YONGSAN GARRISON, South Korea — People who sign up with a U.S.-based VoIP service by June 21 will have the option of choosing a phone number in the United States.

Those who miss the deadline must use a South Korean company if they want the Internet calling service, meaning friends and family members must pay international calling rates.

U.S. Forces Korea deputy chief of staff Air Force Maj. Gen. Stephen T. Sargeant believes proper planning will help spare callers from the United States from having to pay expensive overseas rates.

He said there is some possibility of inconvenience.

“That is one of the drawbacks, today,” Sargeant said. “That’s not to say that in the future Korean companies won’t have the ability to purchase U.S. phone numbers, but today they don’t.”

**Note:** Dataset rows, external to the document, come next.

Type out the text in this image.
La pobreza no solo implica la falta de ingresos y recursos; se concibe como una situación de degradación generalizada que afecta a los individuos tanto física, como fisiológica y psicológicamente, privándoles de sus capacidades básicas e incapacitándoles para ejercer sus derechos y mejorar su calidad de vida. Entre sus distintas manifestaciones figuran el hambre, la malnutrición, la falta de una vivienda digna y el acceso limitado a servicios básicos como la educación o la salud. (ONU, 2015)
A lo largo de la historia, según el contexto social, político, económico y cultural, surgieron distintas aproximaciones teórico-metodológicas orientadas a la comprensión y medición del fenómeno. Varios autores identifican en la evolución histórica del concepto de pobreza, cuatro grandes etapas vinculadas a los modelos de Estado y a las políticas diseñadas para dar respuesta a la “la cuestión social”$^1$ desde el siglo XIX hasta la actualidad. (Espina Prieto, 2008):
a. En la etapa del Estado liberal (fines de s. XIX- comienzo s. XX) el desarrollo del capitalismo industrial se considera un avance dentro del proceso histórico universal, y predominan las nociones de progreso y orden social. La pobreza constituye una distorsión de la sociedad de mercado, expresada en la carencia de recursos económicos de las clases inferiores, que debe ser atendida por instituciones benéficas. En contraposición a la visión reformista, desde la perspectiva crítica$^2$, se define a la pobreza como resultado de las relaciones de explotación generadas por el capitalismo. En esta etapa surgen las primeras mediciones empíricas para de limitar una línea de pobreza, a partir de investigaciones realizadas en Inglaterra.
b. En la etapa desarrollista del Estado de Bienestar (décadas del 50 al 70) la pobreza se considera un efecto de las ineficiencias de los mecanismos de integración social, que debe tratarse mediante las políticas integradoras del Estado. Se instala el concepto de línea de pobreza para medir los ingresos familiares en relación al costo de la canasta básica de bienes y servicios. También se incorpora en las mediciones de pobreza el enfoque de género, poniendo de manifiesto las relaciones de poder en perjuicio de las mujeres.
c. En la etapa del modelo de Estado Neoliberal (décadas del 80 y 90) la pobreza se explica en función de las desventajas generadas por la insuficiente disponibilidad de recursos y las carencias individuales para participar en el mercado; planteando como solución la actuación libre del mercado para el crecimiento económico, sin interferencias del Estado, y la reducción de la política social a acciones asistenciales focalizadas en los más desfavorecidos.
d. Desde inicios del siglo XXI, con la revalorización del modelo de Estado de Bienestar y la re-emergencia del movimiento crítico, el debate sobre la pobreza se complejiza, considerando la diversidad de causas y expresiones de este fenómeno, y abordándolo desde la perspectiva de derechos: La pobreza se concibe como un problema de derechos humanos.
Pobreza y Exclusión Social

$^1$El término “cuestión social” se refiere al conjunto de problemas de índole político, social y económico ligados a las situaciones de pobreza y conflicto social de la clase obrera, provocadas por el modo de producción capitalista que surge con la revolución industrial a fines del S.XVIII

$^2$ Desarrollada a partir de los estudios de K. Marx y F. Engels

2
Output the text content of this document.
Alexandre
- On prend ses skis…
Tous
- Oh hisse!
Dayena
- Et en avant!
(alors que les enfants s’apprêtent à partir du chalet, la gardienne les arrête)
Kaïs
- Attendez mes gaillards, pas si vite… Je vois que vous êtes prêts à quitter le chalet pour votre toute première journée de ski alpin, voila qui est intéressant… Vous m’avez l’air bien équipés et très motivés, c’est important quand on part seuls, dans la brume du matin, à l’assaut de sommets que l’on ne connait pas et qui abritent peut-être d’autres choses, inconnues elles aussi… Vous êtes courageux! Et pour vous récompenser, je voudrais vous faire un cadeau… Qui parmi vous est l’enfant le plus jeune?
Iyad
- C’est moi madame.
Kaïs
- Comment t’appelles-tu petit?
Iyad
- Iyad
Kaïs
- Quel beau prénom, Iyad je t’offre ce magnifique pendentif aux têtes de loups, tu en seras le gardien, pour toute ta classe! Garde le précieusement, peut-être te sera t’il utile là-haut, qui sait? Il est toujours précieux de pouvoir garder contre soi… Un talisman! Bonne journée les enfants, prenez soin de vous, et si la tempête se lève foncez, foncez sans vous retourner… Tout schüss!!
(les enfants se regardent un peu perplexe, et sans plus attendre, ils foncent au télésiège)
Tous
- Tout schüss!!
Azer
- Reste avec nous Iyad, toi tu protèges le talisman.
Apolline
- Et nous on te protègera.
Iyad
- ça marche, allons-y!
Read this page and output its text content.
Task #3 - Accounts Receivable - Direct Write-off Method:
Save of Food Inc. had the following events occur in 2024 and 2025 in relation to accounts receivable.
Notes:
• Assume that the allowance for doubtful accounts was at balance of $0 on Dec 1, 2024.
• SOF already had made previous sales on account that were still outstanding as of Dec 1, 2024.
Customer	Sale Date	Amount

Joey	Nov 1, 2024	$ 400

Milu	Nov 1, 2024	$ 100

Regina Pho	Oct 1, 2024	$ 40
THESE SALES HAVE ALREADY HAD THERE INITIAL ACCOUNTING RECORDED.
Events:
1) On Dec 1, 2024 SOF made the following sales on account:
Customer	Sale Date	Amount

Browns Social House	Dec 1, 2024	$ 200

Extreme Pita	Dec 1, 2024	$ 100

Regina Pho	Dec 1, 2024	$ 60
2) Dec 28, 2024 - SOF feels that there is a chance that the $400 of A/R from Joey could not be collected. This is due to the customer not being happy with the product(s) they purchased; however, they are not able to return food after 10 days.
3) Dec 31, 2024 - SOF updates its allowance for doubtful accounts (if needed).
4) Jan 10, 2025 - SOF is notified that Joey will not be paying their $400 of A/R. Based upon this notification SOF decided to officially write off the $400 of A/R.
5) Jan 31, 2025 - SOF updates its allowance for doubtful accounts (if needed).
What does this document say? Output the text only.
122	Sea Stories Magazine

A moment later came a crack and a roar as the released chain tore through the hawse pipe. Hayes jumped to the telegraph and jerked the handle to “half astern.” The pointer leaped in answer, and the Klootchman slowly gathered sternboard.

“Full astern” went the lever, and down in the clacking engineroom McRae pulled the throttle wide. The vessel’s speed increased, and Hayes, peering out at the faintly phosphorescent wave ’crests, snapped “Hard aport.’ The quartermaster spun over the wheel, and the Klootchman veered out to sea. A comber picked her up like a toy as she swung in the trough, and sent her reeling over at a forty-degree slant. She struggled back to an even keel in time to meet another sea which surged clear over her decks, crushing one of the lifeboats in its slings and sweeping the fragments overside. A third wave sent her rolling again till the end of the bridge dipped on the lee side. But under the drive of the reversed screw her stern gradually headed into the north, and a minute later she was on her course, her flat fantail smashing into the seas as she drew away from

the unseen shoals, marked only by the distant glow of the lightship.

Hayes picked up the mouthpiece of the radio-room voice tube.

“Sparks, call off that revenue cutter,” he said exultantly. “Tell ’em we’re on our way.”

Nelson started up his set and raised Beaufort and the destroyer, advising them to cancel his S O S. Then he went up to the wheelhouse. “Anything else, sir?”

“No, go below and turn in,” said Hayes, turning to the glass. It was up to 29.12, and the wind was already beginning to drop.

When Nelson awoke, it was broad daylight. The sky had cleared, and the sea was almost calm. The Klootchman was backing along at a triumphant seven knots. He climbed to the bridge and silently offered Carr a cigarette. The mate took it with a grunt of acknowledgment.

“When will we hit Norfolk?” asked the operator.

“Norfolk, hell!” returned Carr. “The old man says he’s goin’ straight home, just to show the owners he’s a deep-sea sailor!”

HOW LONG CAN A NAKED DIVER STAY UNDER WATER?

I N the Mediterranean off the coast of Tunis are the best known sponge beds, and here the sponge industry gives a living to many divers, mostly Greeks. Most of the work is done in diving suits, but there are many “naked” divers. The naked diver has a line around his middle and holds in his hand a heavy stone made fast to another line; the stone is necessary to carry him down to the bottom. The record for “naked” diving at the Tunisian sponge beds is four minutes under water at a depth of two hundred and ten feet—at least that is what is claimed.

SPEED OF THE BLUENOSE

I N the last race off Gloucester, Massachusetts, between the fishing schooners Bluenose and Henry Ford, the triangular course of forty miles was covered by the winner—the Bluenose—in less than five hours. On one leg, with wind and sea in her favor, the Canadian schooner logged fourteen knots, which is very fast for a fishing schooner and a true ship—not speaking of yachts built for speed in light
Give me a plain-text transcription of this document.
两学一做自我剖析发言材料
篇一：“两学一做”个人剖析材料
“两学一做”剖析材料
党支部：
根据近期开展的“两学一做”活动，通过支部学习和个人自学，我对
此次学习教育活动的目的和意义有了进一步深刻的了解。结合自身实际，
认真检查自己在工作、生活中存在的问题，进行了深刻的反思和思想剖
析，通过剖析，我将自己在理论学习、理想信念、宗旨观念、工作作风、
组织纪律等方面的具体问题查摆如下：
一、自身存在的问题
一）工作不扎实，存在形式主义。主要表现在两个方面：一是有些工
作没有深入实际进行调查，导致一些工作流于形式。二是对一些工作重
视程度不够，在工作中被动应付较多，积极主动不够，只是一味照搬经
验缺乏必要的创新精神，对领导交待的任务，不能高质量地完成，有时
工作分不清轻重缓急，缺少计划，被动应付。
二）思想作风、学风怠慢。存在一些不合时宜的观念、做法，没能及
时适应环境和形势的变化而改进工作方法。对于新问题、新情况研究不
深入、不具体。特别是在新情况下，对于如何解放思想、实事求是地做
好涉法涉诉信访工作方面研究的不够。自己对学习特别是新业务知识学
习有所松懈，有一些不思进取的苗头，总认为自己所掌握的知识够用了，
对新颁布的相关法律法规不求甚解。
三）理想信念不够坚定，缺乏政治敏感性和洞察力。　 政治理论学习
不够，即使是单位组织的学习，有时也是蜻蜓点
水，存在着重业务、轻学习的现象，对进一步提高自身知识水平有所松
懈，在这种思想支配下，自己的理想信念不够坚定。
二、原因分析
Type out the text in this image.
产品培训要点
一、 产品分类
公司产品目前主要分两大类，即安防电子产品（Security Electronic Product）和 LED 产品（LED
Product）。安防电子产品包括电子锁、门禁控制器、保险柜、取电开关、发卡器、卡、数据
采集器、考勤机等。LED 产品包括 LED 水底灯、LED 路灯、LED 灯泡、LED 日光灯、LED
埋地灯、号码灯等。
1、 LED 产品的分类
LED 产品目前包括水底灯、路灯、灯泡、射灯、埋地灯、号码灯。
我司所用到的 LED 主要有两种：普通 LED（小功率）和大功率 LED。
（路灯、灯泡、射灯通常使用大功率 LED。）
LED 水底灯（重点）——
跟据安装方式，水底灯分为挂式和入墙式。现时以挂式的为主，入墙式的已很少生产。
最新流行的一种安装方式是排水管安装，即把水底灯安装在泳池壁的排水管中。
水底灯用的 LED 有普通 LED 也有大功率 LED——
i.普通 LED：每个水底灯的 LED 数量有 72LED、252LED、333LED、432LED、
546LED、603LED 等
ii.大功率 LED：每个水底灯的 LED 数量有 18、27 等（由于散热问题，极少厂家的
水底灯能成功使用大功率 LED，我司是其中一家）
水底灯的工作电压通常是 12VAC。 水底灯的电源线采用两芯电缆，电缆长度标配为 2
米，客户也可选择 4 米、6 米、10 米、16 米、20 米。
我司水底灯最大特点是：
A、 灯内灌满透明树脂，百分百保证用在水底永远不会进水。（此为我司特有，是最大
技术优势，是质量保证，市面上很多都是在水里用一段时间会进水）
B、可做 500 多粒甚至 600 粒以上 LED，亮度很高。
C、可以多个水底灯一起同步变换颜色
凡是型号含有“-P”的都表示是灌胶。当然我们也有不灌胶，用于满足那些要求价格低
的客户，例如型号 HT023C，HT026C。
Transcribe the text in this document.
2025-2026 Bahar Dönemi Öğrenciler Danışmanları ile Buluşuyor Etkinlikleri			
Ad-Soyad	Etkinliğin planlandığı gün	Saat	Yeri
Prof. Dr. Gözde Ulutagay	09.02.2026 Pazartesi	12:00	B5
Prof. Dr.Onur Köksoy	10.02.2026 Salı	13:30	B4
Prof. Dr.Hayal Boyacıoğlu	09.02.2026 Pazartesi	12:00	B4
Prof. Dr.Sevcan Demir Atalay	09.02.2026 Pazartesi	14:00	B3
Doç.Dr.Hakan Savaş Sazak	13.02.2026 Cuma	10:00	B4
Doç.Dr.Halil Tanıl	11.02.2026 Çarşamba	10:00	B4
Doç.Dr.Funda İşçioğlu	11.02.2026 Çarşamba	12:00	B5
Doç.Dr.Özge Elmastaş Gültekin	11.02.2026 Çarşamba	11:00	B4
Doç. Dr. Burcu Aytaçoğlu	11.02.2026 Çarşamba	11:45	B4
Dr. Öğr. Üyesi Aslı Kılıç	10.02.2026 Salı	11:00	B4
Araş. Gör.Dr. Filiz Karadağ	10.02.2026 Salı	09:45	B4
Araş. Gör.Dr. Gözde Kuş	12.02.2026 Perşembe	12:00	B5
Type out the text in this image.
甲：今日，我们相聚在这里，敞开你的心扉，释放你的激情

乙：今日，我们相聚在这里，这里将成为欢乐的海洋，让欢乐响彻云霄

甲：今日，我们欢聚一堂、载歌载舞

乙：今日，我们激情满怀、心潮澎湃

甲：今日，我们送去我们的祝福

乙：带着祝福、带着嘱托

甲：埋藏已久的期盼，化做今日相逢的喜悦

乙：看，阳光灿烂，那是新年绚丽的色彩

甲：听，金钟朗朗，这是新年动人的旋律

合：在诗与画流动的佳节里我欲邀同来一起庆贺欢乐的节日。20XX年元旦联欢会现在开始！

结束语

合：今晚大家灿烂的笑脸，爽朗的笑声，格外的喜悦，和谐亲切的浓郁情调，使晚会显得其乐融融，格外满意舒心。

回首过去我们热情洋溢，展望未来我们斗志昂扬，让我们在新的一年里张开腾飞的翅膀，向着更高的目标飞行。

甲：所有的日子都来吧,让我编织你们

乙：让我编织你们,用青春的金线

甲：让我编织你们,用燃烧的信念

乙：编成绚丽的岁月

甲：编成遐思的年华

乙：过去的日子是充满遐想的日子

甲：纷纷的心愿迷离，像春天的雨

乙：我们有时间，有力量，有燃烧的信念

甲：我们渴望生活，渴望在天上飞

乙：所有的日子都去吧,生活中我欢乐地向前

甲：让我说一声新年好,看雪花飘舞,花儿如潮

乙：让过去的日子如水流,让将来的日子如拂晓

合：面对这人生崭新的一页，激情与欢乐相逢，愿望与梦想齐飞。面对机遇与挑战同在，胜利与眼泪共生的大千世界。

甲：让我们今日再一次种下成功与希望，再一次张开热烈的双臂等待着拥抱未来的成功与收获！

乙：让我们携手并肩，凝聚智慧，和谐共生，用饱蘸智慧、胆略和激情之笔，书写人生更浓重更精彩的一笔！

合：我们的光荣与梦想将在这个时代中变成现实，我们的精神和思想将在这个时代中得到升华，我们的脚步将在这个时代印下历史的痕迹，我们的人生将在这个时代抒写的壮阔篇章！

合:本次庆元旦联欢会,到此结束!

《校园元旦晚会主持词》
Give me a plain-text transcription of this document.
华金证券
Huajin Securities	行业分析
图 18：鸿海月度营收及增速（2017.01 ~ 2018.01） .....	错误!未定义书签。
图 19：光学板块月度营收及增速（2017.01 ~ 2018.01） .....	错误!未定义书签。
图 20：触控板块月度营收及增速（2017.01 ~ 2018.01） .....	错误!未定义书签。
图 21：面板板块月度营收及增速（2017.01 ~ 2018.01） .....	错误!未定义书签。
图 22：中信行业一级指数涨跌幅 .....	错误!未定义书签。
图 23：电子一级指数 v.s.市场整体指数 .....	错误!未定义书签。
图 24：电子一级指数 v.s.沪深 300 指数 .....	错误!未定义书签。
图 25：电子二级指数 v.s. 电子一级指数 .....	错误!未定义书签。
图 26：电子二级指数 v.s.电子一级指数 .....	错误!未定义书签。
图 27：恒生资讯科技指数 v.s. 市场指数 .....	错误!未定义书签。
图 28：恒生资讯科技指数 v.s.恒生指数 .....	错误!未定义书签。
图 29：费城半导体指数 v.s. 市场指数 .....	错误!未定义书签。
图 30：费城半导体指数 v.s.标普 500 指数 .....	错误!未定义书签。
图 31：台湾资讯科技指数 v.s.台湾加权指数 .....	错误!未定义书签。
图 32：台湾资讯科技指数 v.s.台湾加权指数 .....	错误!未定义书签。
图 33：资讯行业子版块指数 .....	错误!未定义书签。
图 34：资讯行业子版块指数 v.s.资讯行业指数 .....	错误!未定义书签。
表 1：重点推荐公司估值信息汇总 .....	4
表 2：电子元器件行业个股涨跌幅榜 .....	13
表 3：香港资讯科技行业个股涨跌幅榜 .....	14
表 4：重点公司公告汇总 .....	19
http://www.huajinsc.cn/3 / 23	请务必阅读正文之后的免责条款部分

He said that with the military community’s busy schedule — and the time difference between the peninsula and the United States — most people schedule their calls, meaning the Korea-based person likely would be the one calling home.

In the case where an emergency — or celebration — necessitates an impromptu call, he envisions the following scenario:

“Tom, this is Mom calling (from America).”

“Great Mom, I’ll talk to you in a minute.”

Tom then hangs up and calls back via his computer.

Sargeant allowed that the scenario isn’t perfect, but he stressed that the command will keep working the issue of getting its contracted South Korean Internet company to provide U.S. numbers.

“But do I think it’s going to happen in the next couple months?” he asked. “Absolutely not.”